Verified isn't the same as healthy. We probe each verified endpoint on a schedule and track uptime over the last 7 days plus p95 latency.

Uptime (7-day):

Bucket Count %
99–100% 3,975 72.0%
95–99% 921 16.7%
80–95% 2 0.0%
50–80% 141 2.6%
<50% 147 2.7%
no measurement yet 337 6.1%

88.7% of the verified pool maintains ≥95% uptime. That's the production-grade tier — call it on demand, expect an answer. 2.7% drop below 50%, mostly endpoints in the process of going dark.

P95 latency:

Bucket Count %
<200ms (fast) 1,336 24.2%
200–500ms (medium) 2,898 52.5%
500–1000ms (slow) 663 12.0%
≥1000ms (very slow) 289 5.2%
unknown 337 6.1%

76.7% respond in under 500ms — fine for a single agent step, painful inside a loop. The 5.2% above one second are usually AI-inference endpoints (text or image generation) or first-call cold starts on serverless.

What this means

For agent developers. There are 5,523 endpoints you can actually call today. But most of them only read. If your agent needs to write, your options are extremely limited. Most agents today are read-heavy by necessity, not by design. Decixa indexes all of them at api.decixa.ai/api/agent/discover — pass the task as natural language and the search returns ranked endpoints with cost, latency, and verification metadata attached. No need to pre-filter by capability or learn the taxonomy first.

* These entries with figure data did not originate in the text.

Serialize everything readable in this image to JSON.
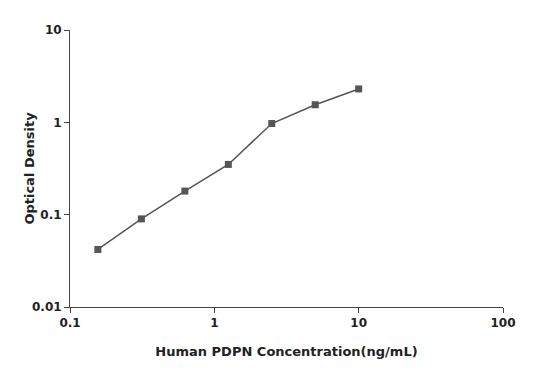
{
  "chart_data": {
    "type": "line",
    "x": [
      0.156,
      0.3125,
      0.625,
      1.25,
      2.5,
      5.0,
      10.0
    ],
    "values": [
      0.042,
      0.09,
      0.18,
      0.35,
      0.97,
      1.55,
      2.3
    ],
    "xlabel": "Human PDPN Concentration(ng/mL)",
    "ylabel": "Optical Density",
    "xlim": [
      0.1,
      100
    ],
    "ylim": [
      0.01,
      10
    ],
    "xticks": [
      0.1,
      1,
      10,
      100
    ],
    "yticks": [
      0.01,
      0.1,
      1,
      10
    ],
    "log": true,
    "grid": false,
    "color": "#555555",
    "marker": "square",
    "line_style": "solid"
  }
}
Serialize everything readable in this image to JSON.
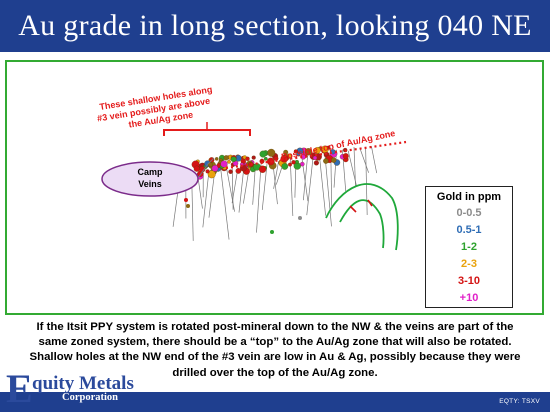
{
  "slide": {
    "title": "Au grade in long section, looking 040 NE"
  },
  "section": {
    "annotation_shallow_holes": [
      "These shallow holes along",
      "#3 vein possibly are above",
      "the Au/Ag zone"
    ],
    "annotation_top": "Possible top of Au/Ag zone",
    "camp_veins": [
      "Camp",
      "Veins"
    ],
    "colors": {
      "annotation": "#e41b1b",
      "camp_fill": "#ecdcf5",
      "fault_lines": "#1fa83a",
      "panel_border": "#33aa33"
    }
  },
  "legend": {
    "title": "Gold in ppm",
    "items": [
      {
        "label": "0-0.5",
        "color": "#8c8c8c"
      },
      {
        "label": "0.5-1",
        "color": "#2f6db5"
      },
      {
        "label": "1-2",
        "color": "#2ea22e"
      },
      {
        "label": "2-3",
        "color": "#e9a20c"
      },
      {
        "label": "3-10",
        "color": "#d41414"
      },
      {
        "label": "+10",
        "color": "#e020c8"
      }
    ]
  },
  "caption": {
    "line1": "If the Itsit PPY system is rotated post-mineral down to the NW & the veins are part of the",
    "line2": "same zoned system, there should be a “top” to the Au/Ag zone that will also be rotated.",
    "line3": "Shallow holes at the NW end of the #3 vein are low in Au & Ag, possibly because they were",
    "line4": "drilled over the top of the Au/Ag zone."
  },
  "logo": {
    "letter": "E",
    "name": "quity Metals",
    "sub": "Corporation"
  },
  "footer": {
    "ticker": "EQTY: TSXV"
  },
  "colors": {
    "header": "#1f3f8f",
    "footer": "#1f3f8f",
    "logo": "#2b4a9c"
  }
}
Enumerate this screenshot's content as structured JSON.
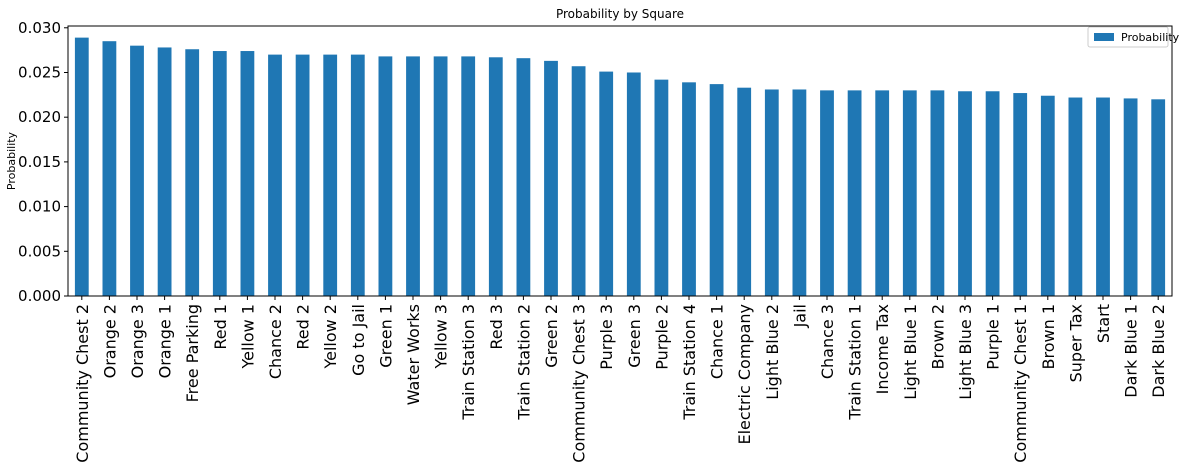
{
  "chart_data": {
    "type": "bar",
    "title": "Probability by Square",
    "xlabel": "",
    "ylabel": "Probability",
    "ylim": [
      0,
      0.0302
    ],
    "yticks": [
      "0.000",
      "0.005",
      "0.010",
      "0.015",
      "0.020",
      "0.025",
      "0.030"
    ],
    "grid": false,
    "legend_position": "top-right",
    "categories": [
      "Community Chest 2",
      "Orange 2",
      "Orange 3",
      "Orange 1",
      "Free Parking",
      "Red 1",
      "Yellow 1",
      "Chance 2",
      "Red 2",
      "Yellow 2",
      "Go to Jail",
      "Green 1",
      "Water Works",
      "Yellow 3",
      "Train Station 3",
      "Red 3",
      "Train Station 2",
      "Green 2",
      "Community Chest 3",
      "Purple 3",
      "Green 3",
      "Purple 2",
      "Train Station 4",
      "Chance 1",
      "Electric Company",
      "Light Blue 2",
      "Jail",
      "Chance 3",
      "Train Station 1",
      "Income Tax",
      "Light Blue 1",
      "Brown 2",
      "Light Blue 3",
      "Purple 1",
      "Community Chest 1",
      "Brown 1",
      "Super Tax",
      "Start",
      "Dark Blue 1",
      "Dark Blue 2"
    ],
    "series": [
      {
        "name": "Probability",
        "color": "#1f77b4",
        "values": [
          0.0289,
          0.0285,
          0.028,
          0.0278,
          0.0276,
          0.0274,
          0.0274,
          0.027,
          0.027,
          0.027,
          0.027,
          0.0268,
          0.0268,
          0.0268,
          0.0268,
          0.0267,
          0.0266,
          0.0263,
          0.0257,
          0.0251,
          0.025,
          0.0242,
          0.0239,
          0.0237,
          0.0233,
          0.0231,
          0.0231,
          0.023,
          0.023,
          0.023,
          0.023,
          0.023,
          0.0229,
          0.0229,
          0.0227,
          0.0224,
          0.0222,
          0.0222,
          0.0221,
          0.022
        ]
      }
    ]
  }
}
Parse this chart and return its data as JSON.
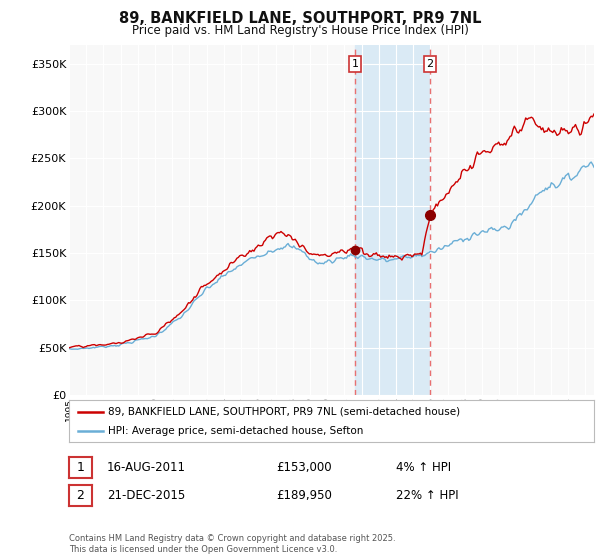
{
  "title_line1": "89, BANKFIELD LANE, SOUTHPORT, PR9 7NL",
  "title_line2": "Price paid vs. HM Land Registry's House Price Index (HPI)",
  "ylabel_ticks": [
    "£0",
    "£50K",
    "£100K",
    "£150K",
    "£200K",
    "£250K",
    "£300K",
    "£350K"
  ],
  "ytick_values": [
    0,
    50000,
    100000,
    150000,
    200000,
    250000,
    300000,
    350000
  ],
  "ylim": [
    0,
    370000
  ],
  "xlim_start": 1995.0,
  "xlim_end": 2025.5,
  "xtick_years": [
    1995,
    1996,
    1997,
    1998,
    1999,
    2000,
    2001,
    2002,
    2003,
    2004,
    2005,
    2006,
    2007,
    2008,
    2009,
    2010,
    2011,
    2012,
    2013,
    2014,
    2015,
    2016,
    2017,
    2018,
    2019,
    2020,
    2021,
    2022,
    2023,
    2024,
    2025
  ],
  "red_line_color": "#cc0000",
  "blue_line_color": "#6aaed6",
  "shaded_region_color": "#daeaf5",
  "dashed_line_color": "#e87070",
  "marker1_x": 2011.62,
  "marker1_y": 153000,
  "marker2_x": 2015.97,
  "marker2_y": 189950,
  "legend_line1": "89, BANKFIELD LANE, SOUTHPORT, PR9 7NL (semi-detached house)",
  "legend_line2": "HPI: Average price, semi-detached house, Sefton",
  "annotation1_box": "1",
  "annotation1_date": "16-AUG-2011",
  "annotation1_price": "£153,000",
  "annotation1_hpi": "4% ↑ HPI",
  "annotation2_box": "2",
  "annotation2_date": "21-DEC-2015",
  "annotation2_price": "£189,950",
  "annotation2_hpi": "22% ↑ HPI",
  "footer": "Contains HM Land Registry data © Crown copyright and database right 2025.\nThis data is licensed under the Open Government Licence v3.0.",
  "background_color": "#ffffff",
  "plot_bg_color": "#f8f8f8"
}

For providers. If your endpoint is in the 41.4% of probed listings that didn't return 402, Decixa records the specific reason it didn't on the listing's detail page (decixa.ai/api/{id}), so you can see what to fix without re-running the probe yourself. The reason is one of nine categories: non_402_response (the endpoint responded but with something other than 402 — usually schema drift), dns_error (the domain no longer resolves), auth_required (an auth gate intercepts the request before x402 can take over), and so on. Submit at decixa.ai/submit and the probe re-runs within minutes instead of waiting for the next cycle.

For ecosystem builders. 32 endpoints across Store and Communicate, on a base of 5,523. Read one way: if you're shipping an agent that needs to write — to remember something, to send a message — your options today are extremely limited. Read the other way: if you're deciding what to build in x402, this isn't just a gap, it's the map. Whatever else shifts in the protocol over the next twelve months, those two columns are going to close — by someone. The shortlist writes itself.

Methodology, footnotes, caveats

Snapshot taken April 25–26, 2026. We track 30,600 listings sourced from the major x402 directories — Bazaar (Coinbase CDP) is one of them — plus direct submissions through decixa.ai/submit. Probe results are refreshed on a rolling basis at roughly 1,300 listings per day. The verified-live count is the deduplicated apis-table view, restricted to review_status='approved', payment_req_parsed=true, and is_dead=false.

Pending review (189 listings) is excluded from the headline pass-rates because nothing has been done with them yet — they sit between scraping and quality-filtering, and folding them into the denominator would make the pass rate look slightly worse than the pipeline state warrants. The handful of listings in on_hold (192) are similarly held out of the headline numbers; we use that status for listings that need a one-off decision before they enter the regular pipeline — typically services that resell a third-party API in ways that may not match the original terms (a flight-search reseller, a face-recognition wrapper). The decision is parked, not made, until we've thought through the policy.

Two units coexist in this report. The capability and verified-live counts are at the API level; the probe-outcome failure modes are at the route level (an API can expose multiple endpoints). The two views differ by ~5% due to multi-route servers and ongoing sync between the apis and routes tables. Numbers in the narrative are rounded to absorb that.

The data is reproducible. Anyone with the public Bazaar Discovery API and an HTTP probe loop can produce a comparable snapshot. We just put it together and run it monthly.

What's next

This is the first of a planned monthly series. May's report will track the same numbers month-over-month: pass-rate drift, probe-pipeline coverage, and capability/domain mix. We'll also follow up on the two open threads from this month — what shows up in the gap categories (Store, Communicate) and how the provider blocklist evolves.